After reaching the summit, I decided to head over to a little-known peak called Sawtooth, which required some bushwacking. I could have done without it, really, but I was trying to gauge if it would be worth it to summit Morgan too. It wasn’t. By the time I reached Sawtooth, it was getting late, and I knew I wanted to go back to Percival and see the caves, because that would be a new experience. Having already climbed Morgan twice before, I didn’t need to see it again. The caves on the other hand were a different matter.

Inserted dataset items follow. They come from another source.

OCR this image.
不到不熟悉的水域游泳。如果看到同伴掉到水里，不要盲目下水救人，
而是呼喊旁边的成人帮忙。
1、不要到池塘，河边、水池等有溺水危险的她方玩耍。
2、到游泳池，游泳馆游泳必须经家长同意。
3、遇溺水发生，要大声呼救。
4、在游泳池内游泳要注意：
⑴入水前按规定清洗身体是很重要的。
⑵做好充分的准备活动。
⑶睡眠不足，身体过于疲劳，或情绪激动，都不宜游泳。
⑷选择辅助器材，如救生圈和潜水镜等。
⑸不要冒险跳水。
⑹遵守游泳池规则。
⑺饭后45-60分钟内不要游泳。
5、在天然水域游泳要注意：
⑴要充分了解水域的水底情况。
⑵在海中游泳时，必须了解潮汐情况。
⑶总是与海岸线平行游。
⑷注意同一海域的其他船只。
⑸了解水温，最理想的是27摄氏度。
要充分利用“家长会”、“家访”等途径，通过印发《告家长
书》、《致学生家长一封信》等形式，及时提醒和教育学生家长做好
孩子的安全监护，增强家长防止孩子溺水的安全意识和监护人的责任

When I returned to the boulder predicament where I met the lady before, I draped my body over ledge blocking the route and slid down it carefully, using my belly for friction as I searched with my feet for a secure stone to step on. Then it was off in the direction of the blazes, more visible on the way down then they were on the way up. Gingerly making my way over some sharply hewn granite, I came to a little bend before I was steered directly into the caves I missed before. Eureka!
I’m no geologist, but I wouldn’t call the caves on Percival true caves. They look more like boulder formations, created by large slaps leaning up against or upon each other, forming tunnels with which one can pass through. Nonetheless, they’re still cool. And I did have to take my pack off to squeeze through their entryways, which made me feel like a little kid again. And if I’m being honest, I’d much prefer this kind of cave over something where bats could be living in. I’ve had enough run-ins with bats to last a lifetime.

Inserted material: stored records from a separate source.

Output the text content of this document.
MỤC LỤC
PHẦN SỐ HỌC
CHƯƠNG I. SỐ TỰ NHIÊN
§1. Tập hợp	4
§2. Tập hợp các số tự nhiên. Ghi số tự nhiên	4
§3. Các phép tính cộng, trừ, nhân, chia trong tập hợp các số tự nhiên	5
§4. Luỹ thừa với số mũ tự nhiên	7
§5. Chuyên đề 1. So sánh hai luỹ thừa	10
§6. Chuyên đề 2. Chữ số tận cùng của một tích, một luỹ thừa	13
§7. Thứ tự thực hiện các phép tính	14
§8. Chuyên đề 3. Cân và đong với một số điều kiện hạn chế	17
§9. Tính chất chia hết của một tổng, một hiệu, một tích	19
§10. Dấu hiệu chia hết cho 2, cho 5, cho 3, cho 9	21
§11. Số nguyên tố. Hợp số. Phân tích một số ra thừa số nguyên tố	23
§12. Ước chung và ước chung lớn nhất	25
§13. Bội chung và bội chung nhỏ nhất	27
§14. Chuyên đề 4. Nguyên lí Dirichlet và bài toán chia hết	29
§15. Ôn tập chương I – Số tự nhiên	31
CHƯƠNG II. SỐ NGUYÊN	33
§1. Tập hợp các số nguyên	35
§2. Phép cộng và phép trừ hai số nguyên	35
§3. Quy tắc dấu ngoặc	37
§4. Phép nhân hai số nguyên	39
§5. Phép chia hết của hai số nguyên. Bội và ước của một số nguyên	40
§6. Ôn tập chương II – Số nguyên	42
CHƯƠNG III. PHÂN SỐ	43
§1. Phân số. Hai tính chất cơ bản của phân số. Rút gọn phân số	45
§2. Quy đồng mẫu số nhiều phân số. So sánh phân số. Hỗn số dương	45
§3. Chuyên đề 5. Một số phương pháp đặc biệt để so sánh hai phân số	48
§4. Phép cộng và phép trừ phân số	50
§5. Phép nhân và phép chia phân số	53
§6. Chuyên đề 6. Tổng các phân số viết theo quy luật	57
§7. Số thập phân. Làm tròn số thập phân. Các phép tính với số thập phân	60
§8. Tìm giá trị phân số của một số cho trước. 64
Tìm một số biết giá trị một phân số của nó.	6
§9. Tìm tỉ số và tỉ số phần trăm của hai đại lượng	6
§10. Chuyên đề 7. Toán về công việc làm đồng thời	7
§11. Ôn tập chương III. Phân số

I thought the rest of the adventure was going to be fairly benign after passing through the caves, but on the way down I met the lady I had seen before and her position on the trail led me astray, because she wasn’t on the trail at all. She was lost. Following in her footsteps, I became lost as well, and we reviewed where we went wrong. Similarly to my issues on the way up, I hadn’t seen a blaze in a little while, and neither had she. We consulted my favorite climbing app, and using it to locate where the trail picks up, we bushwacked for about a half mile down the valley before we found it again.
Along the way, she shared a ton of stories. She had come up for the day from Connecticut, as she frequently does, to go exploring the mountains all over New England. From the sounds of it, she’s been lost in the woods many times before, with some particularly close calls in the wilderness of Maine. She tended to travel alone a lot, she said, without any beacon, and gave her husband back home more than a few scares when her excursions went on well after dark. I recalled putting my own family through a rough night when I lost cell service on the day I traversed the Carter-Moriah Trail, and suggested a beacon might be a good idea for those Maine excursions going forward. She agreed. Probably.
I’ve been reintroducing myself to climbing these past couple of months with some deliberation. I’ve been picking some smaller New Hampshire mountains, including some smaller 4000-footers, to build up my stamina, familiarity with the terrain, and comfort level with the risks. Each week, as the weather changes, I’m taking note of what gear I’ll likely need on the next journey, and what I’ll need to make sure I don’t get lost. On Percival, I hadn’t really considered the possibility of getting lost though, because it’s not too “out there” and is a relatively modest mountain. It was a good reminder that if I could lose the trail here, how easy it could be to get lost when I venture deeper into the wilderness.
One of the perks of exploring new mountains: stumbling upon beautiful finds like this covered bridge on the way home!